With the strike ended, where do we as a society go from here? What will be the ripple effect in the labour relations system?

There is talk of measures to restrict the space for trade unions to embark on strike action. Spokespersons for big business favour changes to the labour relations act to control strike action. And some in government agree, although indications are that trying to putting a lid on union activism at a time of heightened inequality may exacerbate rather than diminish conflict.
In the wake of the strike, government is also applying pressure to the two bodies aimed at encouraging co-operation between social partners. Through Ramatlhodi, government has suggested that the National Economic Development and Labour Council as well as the Commission for Conciliation, Mediation and Arbitration should share the blame for the length of the strike. The accusation does not seem fair, but a review of these bodies may lead to new powers that allow them to investigate the split over time between wages and profits in key sectors.
Unions are emboldened for the period ahead. AMCU believes the strike has effectively highlighted the dismal wages and living conditions in the mining sector. It is confident about playing a key role in securing more fundamental changes in the years ahead. Learning from the strike, more trade unions are now starting to refer to actual rand values rather than simply percentage points in framing their wage demands. By doing so, they get the public to understand how wages have stagnated and that, in many cases, a ‘double digit’ increase translates into little more than R200 a month.
It is not clear what lessons the captains of industry have learnt from the strike. So far one concession is that, as specialist lawyer Johan Olivier put it, companies should “show sensitivity when financially rewarding executives while refusing double digit increases to workers”.
For their part, the police forces will need to continue to build on their capacity to deal with violence and crowd management issues that flow from strikes. They need to maintain a fine balance – prevent violence while respecting workers right to organise.
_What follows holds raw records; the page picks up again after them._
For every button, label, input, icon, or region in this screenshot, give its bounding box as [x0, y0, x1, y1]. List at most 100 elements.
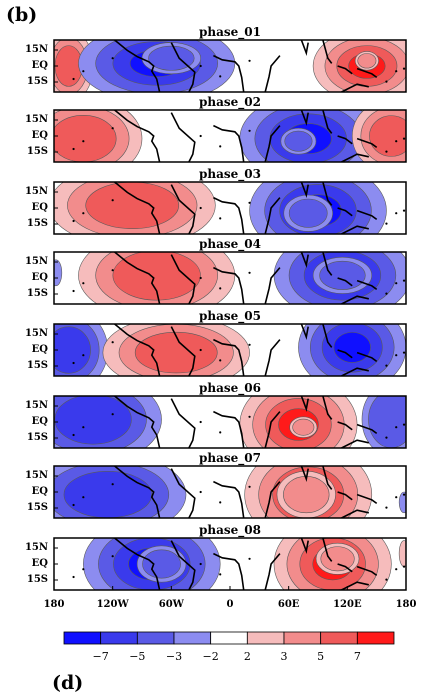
coastline — [213, 338, 245, 376]
island-dot — [72, 147, 75, 151]
coastline — [322, 40, 333, 64]
coastline — [337, 207, 353, 217]
anomaly-contour — [320, 546, 355, 572]
island-dot — [248, 485, 251, 488]
panel-title: phase_02 — [199, 95, 261, 109]
island-dot — [219, 217, 222, 220]
island-dot — [219, 359, 222, 362]
figure-label-d: (d) — [52, 672, 84, 694]
coastline — [322, 182, 333, 206]
coastline — [264, 411, 281, 448]
island-dot — [111, 127, 114, 130]
colorbar — [63, 631, 395, 645]
anomaly-contour — [357, 53, 377, 69]
anomaly-contour — [142, 549, 181, 579]
y-tick-label: EQ — [31, 486, 48, 497]
y-tick-label: EQ — [31, 272, 48, 283]
island-dot — [402, 137, 406, 140]
island-dot — [72, 77, 75, 81]
panel-title: phase_07 — [199, 451, 261, 465]
coastline — [114, 110, 161, 162]
figure-label-b: (b) — [6, 4, 38, 26]
island-dot — [402, 493, 406, 496]
anomaly-contour — [284, 130, 313, 152]
colorbar-swatch — [100, 631, 138, 645]
coastline — [341, 83, 369, 92]
y-tick-label: 15S — [26, 146, 48, 157]
island-dot — [219, 431, 222, 434]
coastline — [337, 349, 353, 359]
coastline — [264, 339, 281, 376]
coastline — [264, 553, 281, 590]
coastline — [213, 410, 245, 448]
colorbar-swatch — [136, 631, 175, 645]
y-tick-label: 15N — [24, 470, 48, 481]
island-dot — [111, 341, 114, 344]
anomaly-contour — [54, 259, 63, 287]
colorbar-label: 3 — [280, 650, 288, 663]
x-tick-label: 60W — [158, 599, 184, 610]
coastline — [114, 466, 161, 518]
coastline — [300, 538, 309, 554]
island-dot — [72, 219, 75, 223]
island-dot — [72, 433, 75, 437]
colorbar-label: −7 — [92, 650, 109, 663]
x-tick-label: 0 — [226, 599, 234, 610]
coastline — [356, 279, 378, 291]
x-tick-label: 120E — [333, 599, 362, 610]
island-dot — [82, 496, 85, 499]
island-dot — [395, 496, 398, 499]
island-dot — [199, 64, 202, 68]
anomaly-contour — [148, 45, 195, 71]
island-dot — [82, 212, 85, 215]
coastline — [264, 55, 281, 92]
coastline — [337, 563, 353, 573]
colorbar-swatch — [320, 631, 358, 645]
island-dot — [199, 276, 202, 280]
island-dot — [395, 70, 398, 73]
y-tick-label: 15S — [26, 574, 48, 585]
coastline — [300, 182, 309, 198]
colorbar-label: −5 — [129, 650, 146, 663]
island-dot — [82, 426, 85, 429]
island-dot — [385, 578, 388, 581]
x-tick-label: 120W — [96, 599, 129, 610]
panel-title: phase_08 — [199, 523, 261, 537]
island-dot — [248, 59, 251, 62]
island-dot — [219, 75, 222, 78]
island-dot — [385, 292, 388, 295]
island-dot — [395, 354, 398, 357]
anomaly-contour — [283, 476, 330, 514]
y-tick-label: 15N — [24, 256, 48, 267]
x-tick-label: 180 — [43, 599, 65, 610]
y-tick-label: 15S — [26, 288, 48, 299]
coastline — [300, 396, 309, 412]
coastline — [356, 565, 378, 577]
colorbar-swatch — [283, 631, 322, 645]
colorbar-swatch — [173, 631, 212, 645]
coastline — [300, 324, 309, 340]
coastline — [337, 277, 353, 287]
island-dot — [395, 212, 398, 215]
map-panel-3 — [53, 181, 407, 235]
anomaly-contour — [398, 491, 406, 514]
island-dot — [385, 436, 388, 439]
coastline — [322, 538, 333, 562]
island-dot — [199, 420, 202, 424]
island-dot — [248, 129, 251, 132]
anomaly-contour — [292, 418, 315, 436]
coastline — [322, 252, 333, 276]
coastline — [341, 509, 369, 518]
colorbar-label: −2 — [202, 650, 219, 663]
anomaly-contour — [319, 260, 366, 290]
coastline — [341, 153, 369, 162]
island-dot — [395, 140, 398, 143]
island-dot — [199, 562, 202, 566]
island-dot — [248, 415, 251, 418]
island-dot — [111, 199, 114, 202]
coastline — [356, 67, 378, 79]
island-dot — [82, 354, 85, 357]
island-dot — [385, 364, 388, 367]
coastline — [114, 324, 161, 376]
coastline — [213, 266, 245, 304]
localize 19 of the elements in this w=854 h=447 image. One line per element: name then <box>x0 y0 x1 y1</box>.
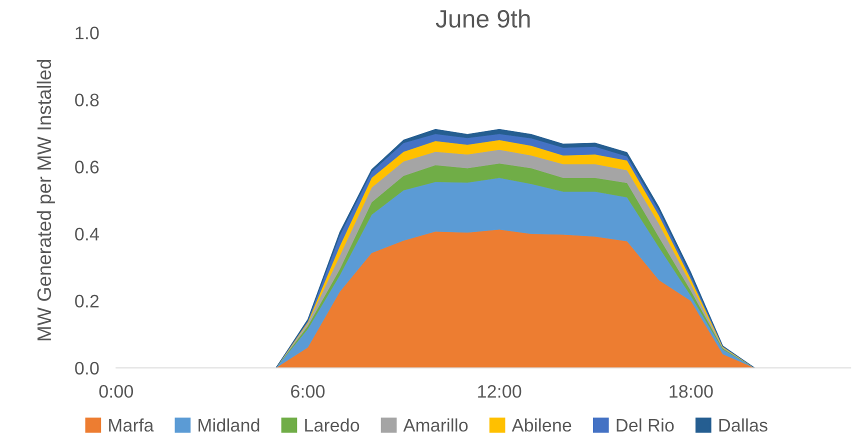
x-tick-label: 12:00 <box>478 385 522 398</box>
x-tick-label: 0:00 <box>99 385 134 398</box>
chart-title: June 9th <box>436 9 530 28</box>
legend-label: Del Rio <box>616 418 674 432</box>
y-tick-label: 0.6 <box>75 160 99 174</box>
x-tick-label: 18:00 <box>670 385 713 398</box>
y-tick-label: 0.4 <box>75 228 99 240</box>
y-tick-label: 1.0 <box>76 26 99 40</box>
legend-label: Dallas <box>719 418 768 432</box>
x-tick-label: 6:00 <box>291 385 325 398</box>
legend-label: Abilene <box>512 418 572 432</box>
legend-label: Laredo <box>305 418 360 432</box>
y-tick-label: 0.8 <box>75 94 99 106</box>
y-tick-label: 0.0 <box>75 362 99 375</box>
legend-label: Marfa <box>109 418 154 432</box>
legend-label: Midland <box>198 418 260 432</box>
legend-label: Amarillo <box>403 418 468 432</box>
y-axis-title: MW Generated per MW Installed <box>36 60 55 340</box>
y-tick-label: 0.2 <box>75 294 99 308</box>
Apart from equipment and relevant policing skills, the police service also need highly skilled interlocutors who can interpret the workers responses, concerns and perceptions in times of crisis. 
If we can address fundamental issues raised by the strike – poor labour relations and the need to increase wages and share wealth at a faster rate – we may yet come to see the 2014 miners’ strike as beneficial rather than damaging to South Africa.